Aquí estoy, aguardando para el besamanos en un museo cuyos cuadros no colgaría jamás en mi casa. Echo un vistazo a mi izquierda y compruebo que falta una fila interminable hasta que las autoridades me saluden; a mí, pues soy tan emprendedor como cualquiera de estos que me rodean. El problema es que tengo hambre –siempre me da por comer en los momentos críticos– y ellos seguro que no. Ellos se han criado entre algodones y yo soy un chico de barrio. Si por lo menos hubiera cerca un chiringuito con bocadillos de calamares, pero me da que solo encontraría mejillones y percebes. Estamos en Galicia, es natural.

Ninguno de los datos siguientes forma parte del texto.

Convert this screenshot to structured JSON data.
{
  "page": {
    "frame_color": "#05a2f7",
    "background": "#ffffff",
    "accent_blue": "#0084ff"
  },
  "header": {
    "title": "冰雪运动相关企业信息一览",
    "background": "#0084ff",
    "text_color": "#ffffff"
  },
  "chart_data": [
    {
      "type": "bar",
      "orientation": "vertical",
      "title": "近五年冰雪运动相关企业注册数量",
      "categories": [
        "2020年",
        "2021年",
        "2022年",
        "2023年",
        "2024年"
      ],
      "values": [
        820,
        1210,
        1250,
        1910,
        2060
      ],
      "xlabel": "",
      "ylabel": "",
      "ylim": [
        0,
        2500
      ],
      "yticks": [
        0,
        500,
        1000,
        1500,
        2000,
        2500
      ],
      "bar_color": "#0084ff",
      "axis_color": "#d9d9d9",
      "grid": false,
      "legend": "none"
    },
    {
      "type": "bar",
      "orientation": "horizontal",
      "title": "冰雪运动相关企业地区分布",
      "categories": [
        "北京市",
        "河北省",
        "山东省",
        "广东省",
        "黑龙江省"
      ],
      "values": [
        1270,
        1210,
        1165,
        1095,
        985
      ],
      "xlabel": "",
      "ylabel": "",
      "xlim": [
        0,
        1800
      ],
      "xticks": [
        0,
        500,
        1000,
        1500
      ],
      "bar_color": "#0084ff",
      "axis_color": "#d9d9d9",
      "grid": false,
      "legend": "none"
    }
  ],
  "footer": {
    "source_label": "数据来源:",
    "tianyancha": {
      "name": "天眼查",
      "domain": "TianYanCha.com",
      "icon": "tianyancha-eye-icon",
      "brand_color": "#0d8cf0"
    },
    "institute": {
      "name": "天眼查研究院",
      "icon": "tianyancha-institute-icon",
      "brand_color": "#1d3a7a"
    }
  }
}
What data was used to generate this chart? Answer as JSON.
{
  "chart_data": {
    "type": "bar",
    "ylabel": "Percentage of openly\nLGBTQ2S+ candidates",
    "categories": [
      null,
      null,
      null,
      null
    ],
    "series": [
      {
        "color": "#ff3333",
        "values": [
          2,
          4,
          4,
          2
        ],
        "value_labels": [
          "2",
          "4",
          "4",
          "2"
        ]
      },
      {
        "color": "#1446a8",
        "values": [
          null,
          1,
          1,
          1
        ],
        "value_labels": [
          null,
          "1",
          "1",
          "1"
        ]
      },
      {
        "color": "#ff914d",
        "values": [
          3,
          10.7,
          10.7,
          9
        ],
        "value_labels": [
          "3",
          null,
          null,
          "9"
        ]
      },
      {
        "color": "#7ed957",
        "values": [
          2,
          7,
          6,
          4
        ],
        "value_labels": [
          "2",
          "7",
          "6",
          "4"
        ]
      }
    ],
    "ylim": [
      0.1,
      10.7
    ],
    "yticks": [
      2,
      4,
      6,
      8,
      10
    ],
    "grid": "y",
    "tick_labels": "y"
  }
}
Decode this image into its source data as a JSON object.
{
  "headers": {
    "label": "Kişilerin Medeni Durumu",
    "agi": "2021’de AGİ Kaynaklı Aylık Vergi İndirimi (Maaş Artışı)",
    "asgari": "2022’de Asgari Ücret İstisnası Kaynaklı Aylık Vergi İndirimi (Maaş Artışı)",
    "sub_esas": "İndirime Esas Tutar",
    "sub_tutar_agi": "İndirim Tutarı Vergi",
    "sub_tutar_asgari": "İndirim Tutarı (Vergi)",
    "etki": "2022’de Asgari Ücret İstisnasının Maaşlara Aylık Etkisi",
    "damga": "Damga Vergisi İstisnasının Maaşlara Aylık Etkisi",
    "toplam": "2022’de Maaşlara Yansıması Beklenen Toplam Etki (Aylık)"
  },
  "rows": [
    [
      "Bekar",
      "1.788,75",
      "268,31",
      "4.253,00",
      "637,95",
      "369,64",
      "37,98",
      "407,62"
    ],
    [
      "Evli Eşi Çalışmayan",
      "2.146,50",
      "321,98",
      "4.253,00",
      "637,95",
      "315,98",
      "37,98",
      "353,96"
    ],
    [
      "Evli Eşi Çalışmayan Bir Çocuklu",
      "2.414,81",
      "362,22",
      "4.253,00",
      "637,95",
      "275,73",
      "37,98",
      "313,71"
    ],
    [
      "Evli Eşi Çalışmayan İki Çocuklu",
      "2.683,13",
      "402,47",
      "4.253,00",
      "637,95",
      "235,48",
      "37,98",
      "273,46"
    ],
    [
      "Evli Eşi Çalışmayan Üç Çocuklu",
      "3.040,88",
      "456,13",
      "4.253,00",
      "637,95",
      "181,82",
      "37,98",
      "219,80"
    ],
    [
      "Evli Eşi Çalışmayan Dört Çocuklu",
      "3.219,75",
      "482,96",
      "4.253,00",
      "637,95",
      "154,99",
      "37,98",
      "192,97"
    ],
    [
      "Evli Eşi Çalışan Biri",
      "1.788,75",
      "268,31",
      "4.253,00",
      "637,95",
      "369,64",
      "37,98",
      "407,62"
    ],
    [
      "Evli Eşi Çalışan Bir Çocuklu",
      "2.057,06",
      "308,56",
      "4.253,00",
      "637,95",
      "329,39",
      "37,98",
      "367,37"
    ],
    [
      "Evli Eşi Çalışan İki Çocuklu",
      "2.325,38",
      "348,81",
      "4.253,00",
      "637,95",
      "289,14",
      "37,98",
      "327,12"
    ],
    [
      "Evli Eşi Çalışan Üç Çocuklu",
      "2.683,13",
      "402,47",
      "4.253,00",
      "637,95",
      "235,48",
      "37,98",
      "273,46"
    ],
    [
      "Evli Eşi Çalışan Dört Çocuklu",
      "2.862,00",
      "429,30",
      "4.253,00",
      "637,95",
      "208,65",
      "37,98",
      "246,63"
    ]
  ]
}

Llegar hasta este punto no ha sido fácil, no obstante mi olfato emprendedor me permitió ver negocio donde otros solo verían una fruslería. Qué tiempos aquellos en los que cruzaba Madrid subido en mi motocicleta dispuesto a dar servicio a mi clientela yo solito, porque antes que pyme fui autónomo. Un ambicioso empresario que sabía dónde toparme con la mejor demanda. Un negocio obliga a velar tanto por la satisfacción del cliente como por la de la cuenta de resultados, y siempre intuí que los bolsillos desahogados reclamarían más y mejores servicios. En aquella época mi mujer pensaba que seguía buscando trabajo y me despedía con una palmadita.–Chico, no desistas –decía con un beso que sabía mejor que los bocatas de calamares de la Plaza Mayor–. Algún día te llegará la oportunidad. Entonces me mordía la lengua para no decirle que esta vez sí, que después de poner en marcha decenas de ideas –telechurros sin harina, paseadores de viejas, zapateros remendones a domicilio– había dado con la cuadratura del círculo empresarial. Después el éxito nos arrolló de tal manera que ella solo lo disfruta, sin abrir la boca más que para comer caviar. El secreto de mi negocio, además de la imaginación en los servicios, reside en que el gasto en bienes de equipo se amortiza enseguida, además de que las políticas de pronto pago han hecho que nuestro cash-flow sea saludable. Sumado esto a una agresiva campaña de descuentos: los bonos de un 25 por ciento de reducción sobre las tarifas estándares nos generan excelentes resultados. Y hemos ido creciendo: ahora cuento con medio millar de trabajadores a jornada completa y otro tanto vinculados a mi firma mediante contratos parciales nada precarios. Moraleja, soy un lince que ni Amancio Ortega en sus mejores sueños, ya que él ha tardado cuarenta años en edificar un emporio y yo tardo un chasquido en levantar el mío.
Coincido con él en que las mujeres son la clientela más fiel, a pesar de ser desleales por naturaleza. Lo son entre ellas, dentro y fuera de casa, pero si logras dar con el quid de sus necesidades, van a quedarse con tu servicio de por vida. –Perdón –me asalta uno de mis compañeros de fila en este congreso donde participo porque yo lo valgo–, ¿tú y yo hemos coincidido antes? ¿En el Círculo de Empresarios, en el Club Siglo XXI? ¿O quizá en Moncloa, en alguna…?–No, seguro que no –zanjo de plano. Claro que recuerdo su cara, pero él y yo nunca nos hemos visto en esos lugares. Ahora bien… ¿cómo le explico que eso sucedió en la puerta de su casa después de que yo ofreciera a su mujer el servicio que él le escatima?